Horkheimer chamava de “razão subjetiva” o uso da racionalidade seguindo os intuitos particulares do sujeito, no que estaria pressuposto a garantia de sobrevivência e obtenção de sucesso em suas iniciativas práticas, sem levar em consideração perspectivas mais abrangentes oriundas de uma filosofia que tente explicar a realidade em sua inteireza oferecendo projetos políticos e éticos para impor finalidades, objetivos à vida humana, nada disso é preocupação da “razão subjetiva”, pois, essa se concentra na eficiência prática, no planejamento para o sucesso na ação. A razão subjetiva, com o desenvolvimento das ciências empíricas e criação de novas tecnologias, se instrumentalizou, potencializando-se.
O desenvolvimento das ciências naturais e exatas, sob a égide da linguagem matemática e métodos quantitativos, o que a partir do século XIX deu um grande salto e se consolidou no século XX, gerou um grande entusiasmo no Ocidente sobre a eficácia e eficiência desses novos conhecimentos e técnicas, tal logo se espalhou pelo mundo com o processo de globalização do mercado capitalista, principalmente após a Segunda Guerra Mundial.
As chamadas “ciências empíricas” mostraram força prática, demonstraram que eram úteis para fortalecer o capitalismo, assim como produziram tecnologias usadas para extermínio em massa e controle social (aí já com o auxílio, também, das Ciências Humanas) pelos Estados totalitários de cunho fascista e nazifascista e, até o fim da URSS, também, potencializaram mecanismos de controle social no suposto socialismo do outro lado da “cortina de ferro”.
Novas tecnologias, seguindo desígnios de uma racionalidade instrumental, mostraram-se muito úteis para equipar as “mortais máquinas de guerra” dos Estados ao mesmo tempo em que promoveram uma diminuição da mortalidade por doenças no campo da medicina e indústria farmacêutica, impulsionaram a produção industrial e até mesmo levaram a espécie humana à “conquista do espaço” (pelo menos até a Lua e lançamento de sondas espaciais).
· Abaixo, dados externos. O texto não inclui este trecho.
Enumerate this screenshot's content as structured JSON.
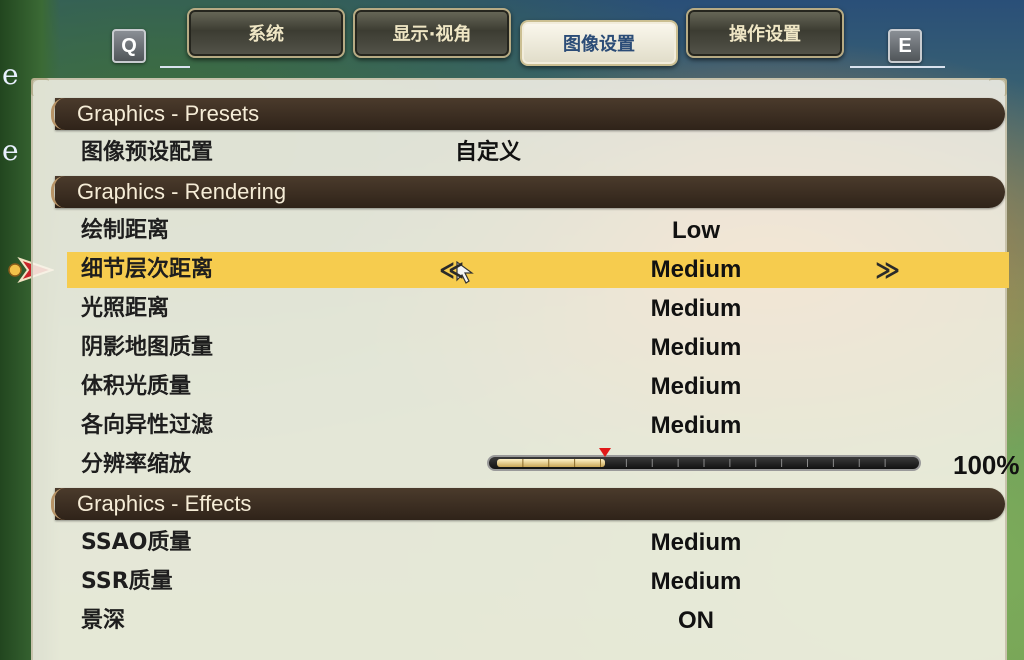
{
  "tabs": {
    "left_key": "Q",
    "right_key": "E",
    "items": [
      {
        "label": "系统"
      },
      {
        "label": "显示·视角"
      },
      {
        "label": "图像设置"
      },
      {
        "label": "操作设置"
      }
    ],
    "active_index": 2
  },
  "sections": [
    {
      "title": "Graphics - Presets"
    },
    {
      "title": "Graphics - Rendering"
    },
    {
      "title": "Graphics - Effects"
    }
  ],
  "settings": {
    "preset": {
      "label": "图像预设配置",
      "value": "自定义"
    },
    "draw_distance": {
      "label": "绘制距离",
      "value": "Low"
    },
    "lod_distance": {
      "label": "细节层次距离",
      "value": "Medium"
    },
    "light_distance": {
      "label": "光照距离",
      "value": "Medium"
    },
    "shadow_quality": {
      "label": "阴影地图质量",
      "value": "Medium"
    },
    "volumetric_light": {
      "label": "体积光质量",
      "value": "Medium"
    },
    "anisotropic": {
      "label": "各向异性过滤",
      "value": "Medium"
    },
    "resolution_scale": {
      "label": "分辨率缩放",
      "value": "100%",
      "fraction": 0.26
    },
    "ssao": {
      "label": "SSAO质量",
      "value": "Medium"
    },
    "ssr": {
      "label": "SSR质量",
      "value": "Medium"
    },
    "dof": {
      "label": "景深",
      "value": "ON"
    }
  },
  "selector": {
    "prev": "≪",
    "next": "≫"
  },
  "background_letters": [
    "e",
    "e"
  ],
  "colors": {
    "highlight": "#f6cc4e",
    "section_bar": "#3b2d21",
    "handle": "#e01818"
  }
}
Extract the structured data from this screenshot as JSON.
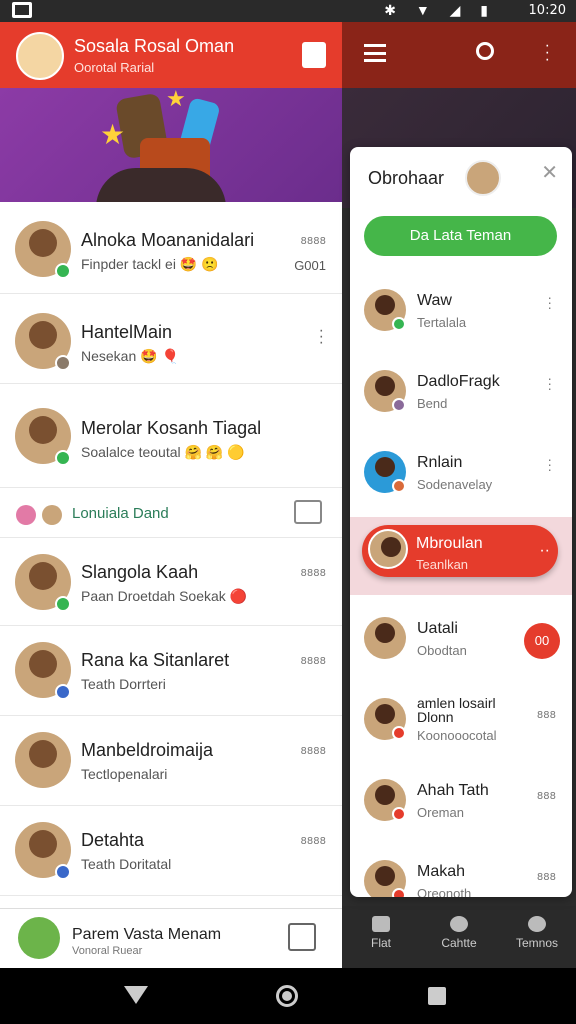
{
  "status_bar": {
    "time": "10:20"
  },
  "left": {
    "header": {
      "title": "Sosala Rosal Oman",
      "subtitle": "Oorotal Rarial"
    },
    "chats": [
      {
        "name": "Alnoka Moananidalari",
        "message": "Finpder tackl ei 🤩 🙁",
        "meta": "8888",
        "meta2": "G001",
        "badge_color": "#35b552"
      },
      {
        "name": "HantelMain",
        "message": "Nesekan 🤩 🎈",
        "meta": "",
        "meta2": "",
        "badge_color": "#8a7a6a"
      },
      {
        "name": "Merolar Kosanh Tiagal",
        "message": "Soalalce teoutal 🤗 🤗 🟡",
        "meta": "",
        "meta2": "",
        "badge_color": "#35b552"
      }
    ],
    "divider": {
      "label": "Lonuiala Dand"
    },
    "chats2": [
      {
        "name": "Slangola Kaah",
        "message": "Paan Droetdah Soekak 🔴",
        "meta": "8888",
        "badge_color": "#35b552"
      },
      {
        "name": "Rana ka Sitanlaret",
        "message": "Teath Dorrteri",
        "meta": "8888",
        "badge_color": "#3a68c9"
      },
      {
        "name": "Manbeldroimaija",
        "message": "Tectlopenalari",
        "meta": "8888",
        "badge_color": ""
      },
      {
        "name": "Detahta",
        "message": "Teath Doritatal",
        "meta": "8888",
        "badge_color": "#3a68c9"
      }
    ],
    "footer": {
      "title": "Parem Vasta Menam",
      "subtitle": "Vonoral Ruear"
    }
  },
  "drawer": {
    "title": "Obrohaar",
    "green_button": "Da Lata Teman",
    "items": [
      {
        "name": "Waw",
        "sub": "Tertalala",
        "trailing": "more"
      },
      {
        "name": "DadloFragk",
        "sub": "Bend",
        "trailing": "more"
      },
      {
        "name": "Rnlain",
        "sub": "Sodenavelay",
        "trailing": "more"
      },
      {
        "name": "Mbroulan",
        "sub": "Teanlkan",
        "trailing": "active"
      },
      {
        "name": "Uatali",
        "sub": "Obodtan",
        "trailing": "pill",
        "pill_text": "00"
      },
      {
        "name": "amlen losairl",
        "name2": "Dlonn",
        "sub": "Koonooocotal",
        "trailing": "meta",
        "meta": "888"
      },
      {
        "name": "Ahah Tath",
        "sub": "Oreman",
        "trailing": "meta",
        "meta": "888"
      },
      {
        "name": "Makah",
        "sub": "Oreonoth",
        "trailing": "meta",
        "meta": "888"
      }
    ]
  },
  "right_tabs": [
    {
      "label": "Flat",
      "icon": "home-icon"
    },
    {
      "label": "Cahtte",
      "icon": "chat-icon"
    },
    {
      "label": "Temnos",
      "icon": "people-icon"
    }
  ],
  "colors": {
    "primary_red": "#e53c2c",
    "green": "#45b649",
    "banner_purple": "#8c3ba6"
  }
}
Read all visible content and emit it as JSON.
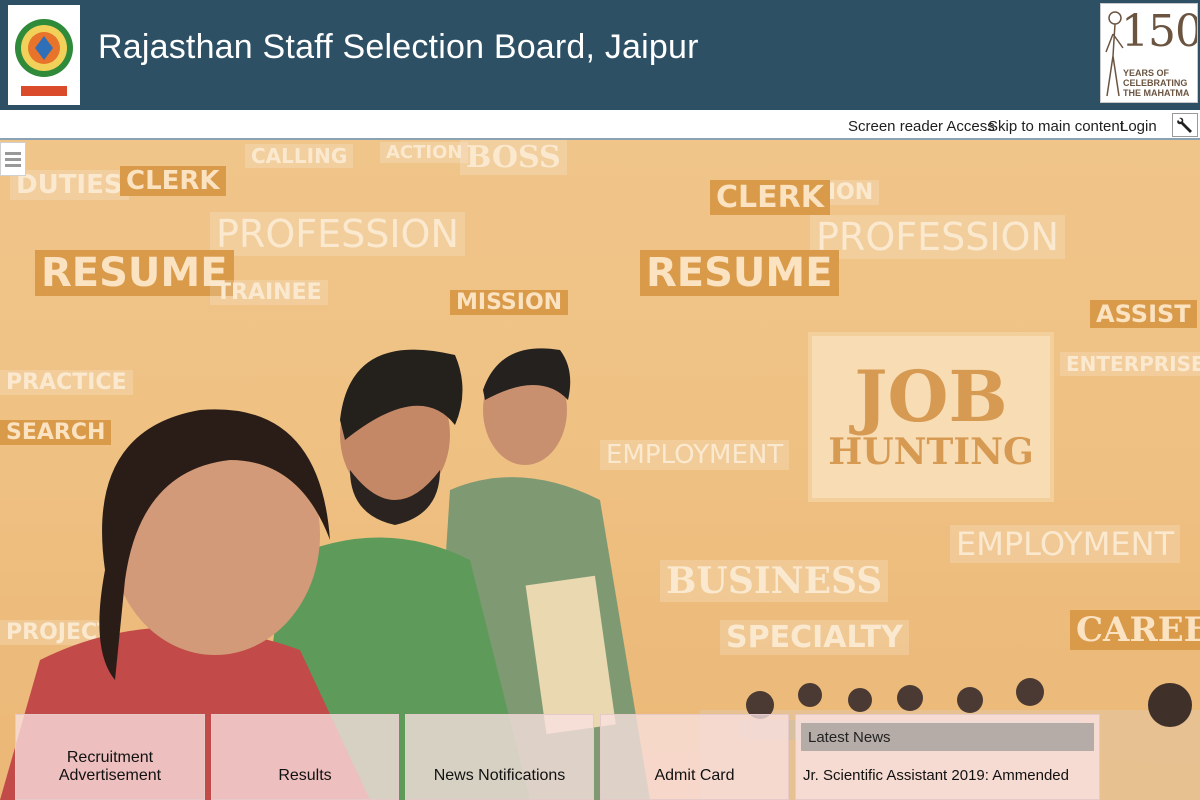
{
  "header": {
    "title": "Rajasthan Staff Selection Board, Jaipur",
    "logo_icon": "rssb-emblem-icon",
    "anniversary": {
      "number": "150",
      "lines": [
        "YEARS OF",
        "CELEBRATING",
        "THE MAHATMA"
      ]
    }
  },
  "top_links": {
    "screen_reader": "Screen reader Access",
    "skip": "Skip to main content",
    "login": "Login",
    "tools_icon": "wrench-icon"
  },
  "hero": {
    "words": [
      "DUTIES",
      "CLERK",
      "CALLING",
      "ACTION",
      "BOSS",
      "PROFESSION",
      "RESUME",
      "TRAINEE",
      "MISSION",
      "PRACTICE",
      "SEARCH",
      "EMPLOYMENT",
      "BUSINESS",
      "SPECIALTY",
      "CAREER",
      "EMPLOYMENT",
      "ENTERPRISE",
      "ASSIST",
      "VOCATION",
      "PROJECT"
    ],
    "job_card": {
      "line1": "JOB",
      "line2": "HUNTING"
    }
  },
  "tiles": [
    {
      "label": "Recruitment Advertisement"
    },
    {
      "label": "Results"
    },
    {
      "label": "News Notifications"
    },
    {
      "label": "Admit Card"
    }
  ],
  "news": {
    "title": "Latest News",
    "items": [
      "Jr. Scientific Assistant 2019: Ammended"
    ]
  },
  "colors": {
    "header_bg": "#2e5065",
    "hero_tint": "#efc284",
    "tile_bg": "#f8e0e0"
  }
}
O poder demonstrado pelo conhecimento científico destronou progressivamente a tradicional filosofia assentada sobre a metafísica e promoveu uma elevação da “razão subjetiva” e “instrumental”.

Horkheimer denunciava a invasão no campo filosófico da “razão subjetiva”, “formalizada” identificando em correntes como o “pragmatismo” esse esvaziamento da Filosofia para se enquadrar aos procedimentos das ciências empíricas e a uma cultura moldada por tal, na atitude, por exemplo, de tomar como verdade aquilo que representasse a realização prática de uma proposta, de acordo com uma finalidade imediatista “teorias, conceitos, vistos como planos de ação e a verdade como sucesso da ideia” (Max Horkheimer; “Eclipse da Razão”; p.46).

A decadência das grandiosas narrativas filosóficas metafísicas ou mesmo materialistas (que carregavam uma base metafísica mesmo sem reconhecerem isso) as quais ousavam oferecer explicações para a totalidade e planos para a humanidade, que pretendiam explicar ou “decifrar” a história da humanidade de acordo com discursos teleológicos, somada a queda da religião (o que Nietzsche chamou de “morte de Deus”) gerou um clima cultural de crise de valores onde o relativismo passou a triunfar, em um momento classificado por alguns (Perry Anderson, Lyotard, Zigmunt Bauman, Castells, Giddens, por exemplo) como “pós modernidade”(nota 1, ao fim do texto): uma “situação” de predominância de visões relativistas em especial no campo das Ciências Humanas, expressa, também, nas artes; o que aparentemente começou realmente a tomar “forma” no período entre guerras e que, após a Segunda Grande Guerra, sofreu uma aceleração e um grande impulso depois da queda do muro de Berlim em 1989 e o fim da URSS em 1991. Tais acontecimentos demarcam para muitos o naufrágio do “socialismo real” e com isso a morte das “utopias”, embora, isso não seja reconhecido pelos marxistas mais radicais e temos ainda algumas sociedades que se autodenominam socialistas, sendo a China uma grande potência econômica com bandeira vermelha (obviamente há muitas controvérsias sobre o que seria esse “suposto socialismo real”). Há, também, ainda religiões fortes no mundo, o islamismo se propaga por muitos países levando um discurso autoritário e um projeto “do que deve ser o homem, como deve agir” e em países da América Latina (como Brasil e Bolívia) igrejas evangélicas proliferam (com um cristianismo adaptado ao capitalismo)...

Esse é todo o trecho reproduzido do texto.